Imagine you have built a website that solves mathematical equations. You receive an equation as input and calculate the solutions on your server and return them back. And your server runs on a machine that has 1GB RAM and a 2-cores CPU. And you get 100 requests per hour which your server is able to respond to within an acceptable time.
But suddenly your website gets popular in the academic circles and starts receiving 1000s of requests per hour. You notice a heavy slowdown of responses on your website and even some failed requests.
To fix this situation, you will need to scale your servers. There are two approaches to scaling your servers: Horizontal and Vertical
Vertical Scaling (or scaling up) means switching to a better machine or upgrading your current machine. That means you switch to a machine that has more resources like more RAM, more CPU Cores, more storage, and better networking hardware. So, upgrading your existing set of machines refers to vertical scaling.
But you can’t infinitely vertical scale your servers.
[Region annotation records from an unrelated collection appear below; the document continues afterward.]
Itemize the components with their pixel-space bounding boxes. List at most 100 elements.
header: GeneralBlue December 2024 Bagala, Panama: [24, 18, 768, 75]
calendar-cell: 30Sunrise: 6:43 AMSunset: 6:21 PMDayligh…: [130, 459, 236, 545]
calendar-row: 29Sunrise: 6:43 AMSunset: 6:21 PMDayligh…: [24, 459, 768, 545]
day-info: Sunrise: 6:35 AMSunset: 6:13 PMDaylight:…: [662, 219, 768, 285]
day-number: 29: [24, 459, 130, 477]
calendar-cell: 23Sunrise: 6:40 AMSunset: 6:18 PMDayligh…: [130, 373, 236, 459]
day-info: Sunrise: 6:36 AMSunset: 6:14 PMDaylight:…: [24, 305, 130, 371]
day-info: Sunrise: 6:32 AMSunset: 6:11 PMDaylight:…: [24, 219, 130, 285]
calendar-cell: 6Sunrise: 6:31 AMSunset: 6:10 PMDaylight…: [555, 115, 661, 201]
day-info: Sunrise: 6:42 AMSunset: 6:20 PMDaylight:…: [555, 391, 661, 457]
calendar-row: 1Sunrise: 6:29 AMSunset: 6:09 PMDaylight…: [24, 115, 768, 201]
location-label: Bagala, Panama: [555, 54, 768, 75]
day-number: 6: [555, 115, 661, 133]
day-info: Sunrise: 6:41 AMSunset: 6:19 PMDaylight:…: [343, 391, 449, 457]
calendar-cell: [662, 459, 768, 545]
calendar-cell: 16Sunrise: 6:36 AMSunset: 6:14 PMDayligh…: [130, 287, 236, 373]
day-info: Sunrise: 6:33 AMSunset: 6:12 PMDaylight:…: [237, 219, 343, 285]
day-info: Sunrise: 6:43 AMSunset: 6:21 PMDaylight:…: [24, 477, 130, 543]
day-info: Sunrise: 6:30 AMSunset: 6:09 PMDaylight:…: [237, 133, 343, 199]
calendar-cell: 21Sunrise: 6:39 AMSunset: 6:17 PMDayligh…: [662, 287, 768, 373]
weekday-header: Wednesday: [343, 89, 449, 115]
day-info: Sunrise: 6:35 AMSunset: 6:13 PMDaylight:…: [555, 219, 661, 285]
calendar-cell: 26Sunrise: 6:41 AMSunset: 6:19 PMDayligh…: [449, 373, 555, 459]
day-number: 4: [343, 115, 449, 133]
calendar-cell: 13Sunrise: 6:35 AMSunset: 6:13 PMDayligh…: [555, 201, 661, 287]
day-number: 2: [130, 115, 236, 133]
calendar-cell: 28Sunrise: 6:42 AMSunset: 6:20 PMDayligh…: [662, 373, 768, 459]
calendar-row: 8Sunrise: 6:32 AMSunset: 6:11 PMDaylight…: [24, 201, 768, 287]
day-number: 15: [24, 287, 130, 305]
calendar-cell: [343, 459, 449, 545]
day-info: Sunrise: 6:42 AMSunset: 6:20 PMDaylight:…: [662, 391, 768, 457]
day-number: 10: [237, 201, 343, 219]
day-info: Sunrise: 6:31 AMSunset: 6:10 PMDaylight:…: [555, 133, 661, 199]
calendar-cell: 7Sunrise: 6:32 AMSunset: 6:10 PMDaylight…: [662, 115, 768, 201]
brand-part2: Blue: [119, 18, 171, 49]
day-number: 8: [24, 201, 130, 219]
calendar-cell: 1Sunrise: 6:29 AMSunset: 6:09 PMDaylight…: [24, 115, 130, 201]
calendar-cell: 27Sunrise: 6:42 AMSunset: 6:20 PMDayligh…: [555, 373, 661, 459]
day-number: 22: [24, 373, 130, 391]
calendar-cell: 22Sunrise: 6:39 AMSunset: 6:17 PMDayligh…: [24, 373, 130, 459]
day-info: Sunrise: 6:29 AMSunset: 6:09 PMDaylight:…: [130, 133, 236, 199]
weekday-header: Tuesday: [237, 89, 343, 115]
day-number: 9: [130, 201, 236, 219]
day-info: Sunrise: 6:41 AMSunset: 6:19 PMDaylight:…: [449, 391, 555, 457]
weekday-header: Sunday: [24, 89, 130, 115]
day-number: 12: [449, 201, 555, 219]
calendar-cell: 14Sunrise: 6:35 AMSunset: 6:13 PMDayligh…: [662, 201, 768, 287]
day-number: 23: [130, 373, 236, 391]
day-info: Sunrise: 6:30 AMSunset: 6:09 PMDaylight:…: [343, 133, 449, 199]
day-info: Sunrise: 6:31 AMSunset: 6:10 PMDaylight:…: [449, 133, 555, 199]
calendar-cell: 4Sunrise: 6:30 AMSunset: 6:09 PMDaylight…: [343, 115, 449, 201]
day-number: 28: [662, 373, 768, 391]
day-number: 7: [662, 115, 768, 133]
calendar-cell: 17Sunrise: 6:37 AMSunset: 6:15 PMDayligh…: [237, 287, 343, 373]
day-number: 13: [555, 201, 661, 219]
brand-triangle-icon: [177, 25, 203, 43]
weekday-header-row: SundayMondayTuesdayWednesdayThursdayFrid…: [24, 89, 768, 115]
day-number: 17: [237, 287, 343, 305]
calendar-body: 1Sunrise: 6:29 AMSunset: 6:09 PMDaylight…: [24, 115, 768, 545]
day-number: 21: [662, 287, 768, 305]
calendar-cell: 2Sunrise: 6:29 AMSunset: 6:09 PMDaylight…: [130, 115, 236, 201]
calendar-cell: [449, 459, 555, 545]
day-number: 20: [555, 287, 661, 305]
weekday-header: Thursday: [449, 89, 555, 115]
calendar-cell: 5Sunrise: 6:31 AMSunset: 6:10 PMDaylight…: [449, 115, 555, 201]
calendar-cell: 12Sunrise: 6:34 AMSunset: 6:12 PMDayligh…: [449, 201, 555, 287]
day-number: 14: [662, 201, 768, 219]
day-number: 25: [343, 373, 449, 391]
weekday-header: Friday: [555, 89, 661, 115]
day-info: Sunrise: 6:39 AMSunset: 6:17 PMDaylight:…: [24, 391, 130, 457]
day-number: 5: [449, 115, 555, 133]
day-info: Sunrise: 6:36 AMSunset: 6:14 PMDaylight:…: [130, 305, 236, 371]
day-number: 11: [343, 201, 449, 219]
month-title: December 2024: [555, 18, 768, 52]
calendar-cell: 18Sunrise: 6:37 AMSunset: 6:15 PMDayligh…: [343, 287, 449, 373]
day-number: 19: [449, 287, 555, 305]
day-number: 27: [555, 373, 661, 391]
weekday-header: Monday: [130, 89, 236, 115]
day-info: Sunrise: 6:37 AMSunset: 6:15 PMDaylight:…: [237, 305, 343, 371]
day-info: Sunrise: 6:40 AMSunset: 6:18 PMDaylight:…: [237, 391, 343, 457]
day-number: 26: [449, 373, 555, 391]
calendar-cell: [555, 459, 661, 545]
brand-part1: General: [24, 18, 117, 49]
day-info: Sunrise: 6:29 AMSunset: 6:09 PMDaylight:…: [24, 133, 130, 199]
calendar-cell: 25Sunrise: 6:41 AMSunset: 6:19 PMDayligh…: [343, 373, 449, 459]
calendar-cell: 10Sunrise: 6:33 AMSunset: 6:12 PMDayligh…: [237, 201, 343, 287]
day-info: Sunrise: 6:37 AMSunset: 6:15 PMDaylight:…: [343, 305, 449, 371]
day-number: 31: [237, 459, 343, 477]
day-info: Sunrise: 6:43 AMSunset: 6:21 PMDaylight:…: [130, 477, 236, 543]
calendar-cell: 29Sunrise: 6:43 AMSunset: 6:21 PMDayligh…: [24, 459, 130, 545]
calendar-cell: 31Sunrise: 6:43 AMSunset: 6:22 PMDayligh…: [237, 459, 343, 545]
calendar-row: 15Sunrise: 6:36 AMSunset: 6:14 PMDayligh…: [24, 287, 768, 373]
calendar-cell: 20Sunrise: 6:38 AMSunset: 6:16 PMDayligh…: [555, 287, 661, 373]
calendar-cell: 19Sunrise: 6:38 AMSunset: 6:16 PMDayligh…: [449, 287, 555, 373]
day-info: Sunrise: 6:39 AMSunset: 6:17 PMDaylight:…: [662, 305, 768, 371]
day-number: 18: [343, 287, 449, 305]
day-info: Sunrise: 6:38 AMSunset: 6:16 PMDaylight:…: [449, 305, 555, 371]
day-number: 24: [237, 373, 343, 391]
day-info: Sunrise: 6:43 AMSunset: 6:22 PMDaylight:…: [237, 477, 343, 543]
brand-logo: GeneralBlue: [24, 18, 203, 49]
With much more bulky machines, the chance of them getting shut down is more and there is also a physical limit on how large a single machine can be. Also, if this machine goes down, people will not be able to visit your website until the machine and your server boot up.
To fix this, we have the horizontal scaling (or scaling out) approach. We create a pool of machines with the same configuration and then distribute incoming requests to them. Even if one of the machines goes down, the load can be distributed over to the remaining machines. This takes care of the single point of failure issue.
In practice, we use both horizontal and vertical scaling. Tools like Kubernetes, AWS ASG, and AWS LB allow us to manage horizontal and vertical scaling with ease.